On sort satisfait du concert donné par l'Orchestre de Paris ; mais difficile de se sentir transporté. L'ensemble est certes de bonne facture, mais, alors que Truls Mørk peine à s'accorder avec l'orchestre sur le ton à donner au Concerto de Dvořák, Andris Poga ne parvient guère à donner à la grandiose 5ème Symphonie de Prokofiev ses multiples visages. 

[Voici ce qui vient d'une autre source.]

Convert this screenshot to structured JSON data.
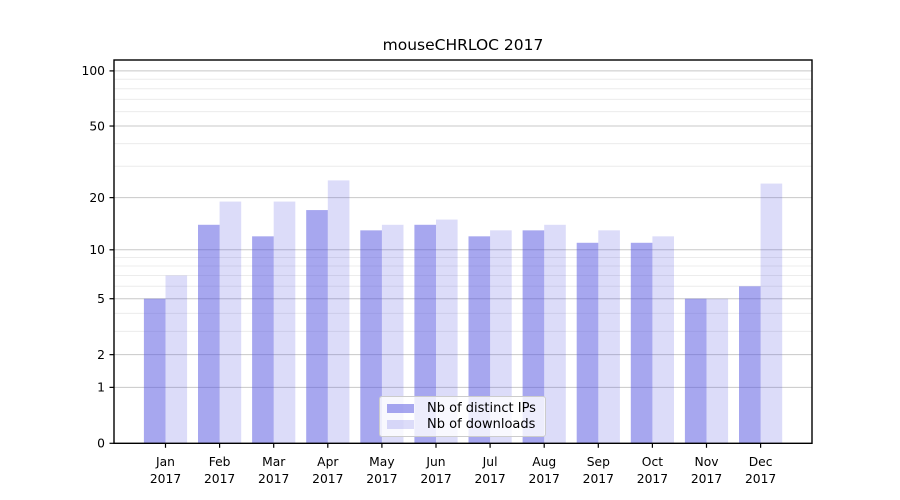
{
  "title": "mouseCHRLOC 2017",
  "chart_data": {
    "type": "bar",
    "title": "mouseCHRLOC 2017",
    "categories": [
      "Jan 2017",
      "Feb 2017",
      "Mar 2017",
      "Apr 2017",
      "May 2017",
      "Jun 2017",
      "Jul 2017",
      "Aug 2017",
      "Sep 2017",
      "Oct 2017",
      "Nov 2017",
      "Dec 2017"
    ],
    "series": [
      {
        "name": "Nb of distinct IPs",
        "values": [
          5,
          14,
          12,
          17,
          13,
          14,
          12,
          13,
          11,
          11,
          5,
          6
        ],
        "color": "rgba(80,80,224,0.5)"
      },
      {
        "name": "Nb of downloads",
        "values": [
          7,
          19,
          19,
          25,
          14,
          15,
          13,
          14,
          13,
          12,
          5,
          24
        ],
        "color": "rgba(80,80,224,0.2)"
      }
    ],
    "xlabel": "",
    "ylabel": "",
    "yscale": "log1p",
    "ylim": [
      0,
      115
    ],
    "yticks": [
      0,
      1,
      2,
      5,
      10,
      20,
      50,
      100
    ],
    "y_minor_ticks": [
      3,
      4,
      6,
      7,
      8,
      9,
      30,
      40,
      60,
      70,
      80,
      90
    ],
    "grid": true,
    "legend_position": "lower center",
    "colors": {
      "background": "#ffffff",
      "axis": "#000000",
      "grid_major": "#c8c8c8",
      "grid_minor": "#ececec",
      "tick_label": "#000000"
    }
  }
}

Truls Mørk © Morten Krogvold | Virgin Classics
Truls Mørk
© Morten Krogvold | Virgin Classics

Le monumental Concerto de Dvořák est servi à Truls Mørk sur un plateau d'argent : l'introduction orchestrale brille par son opulence, la force de la masse, mais aussi le lyrisme des musiciens (l'exposition du deuxième thème par le cor solo ne manque ni de corps ni de délicatesse). Mais c'est précisément avec le jeu du soliste que la rutilance de l'orchestre ne fonctionne pas : car le son de Truls Mørk, magicien des textures, est de ceux que l'on pourrait presque palper, servi par un archet élastique au crin onctueux. Au contraire, l'Orchestre de Paris frappe avec la soudaineté de la foudre tombée du ciel. Avant même de songer aux différences de conception, l'écart de volume sonore joue en défaveur du soliste ; son splendide Montagnana a pourtant l'étoffe d'un instrument d'exception, et c'est donc sans doute à l'orchestre (violons particulièrement) de réduire un peu les nuances.

Or, une telle distance ne saurait être dans ce concerto qui se veut rhapsodie tissée ensemble par le violoncelle et l'orchestre. Ce qui devrait être sobre n'en devient que plus froid : c'est le cas du "duo" final, où le vibrato de Philippe Aïche, violon solo, se veut bien trop survolté et serré pour celui de Mørk ; de ce désaccord des sonorités ne peut naître que quelque chose de fabriqué. C'est également le sentiment que l'on retire des phrasés un peu trop segmentés par motifs des pupitres de cordes (dans les tutti forte notamment).

Néanmoins, ces soucis d'équilibres ne sauraient démentir le talent de Truls Mørk, qui parvient ainsi à travailler une pâte sonore servie par un jeu très à la corde, alerte des différents points de contact, et sans renier à la première phrase du final son caractère bondissant. On n'oublie pas non plus les qualités formelles de l'Orchestre de Paris : notamment l'extraordinaire intonation de la petite harmonie, comme la qualité des pizz des cordes (sonores, et remarquablement ensemble). Et l'interprétation réserve tout de même quelques splendides aplats sonores, notamment les instants de grâce de la flûte éthérée de Vicens Prats, ou encore l'extase à fleur de peau qui précède l'ultime effusion du final. 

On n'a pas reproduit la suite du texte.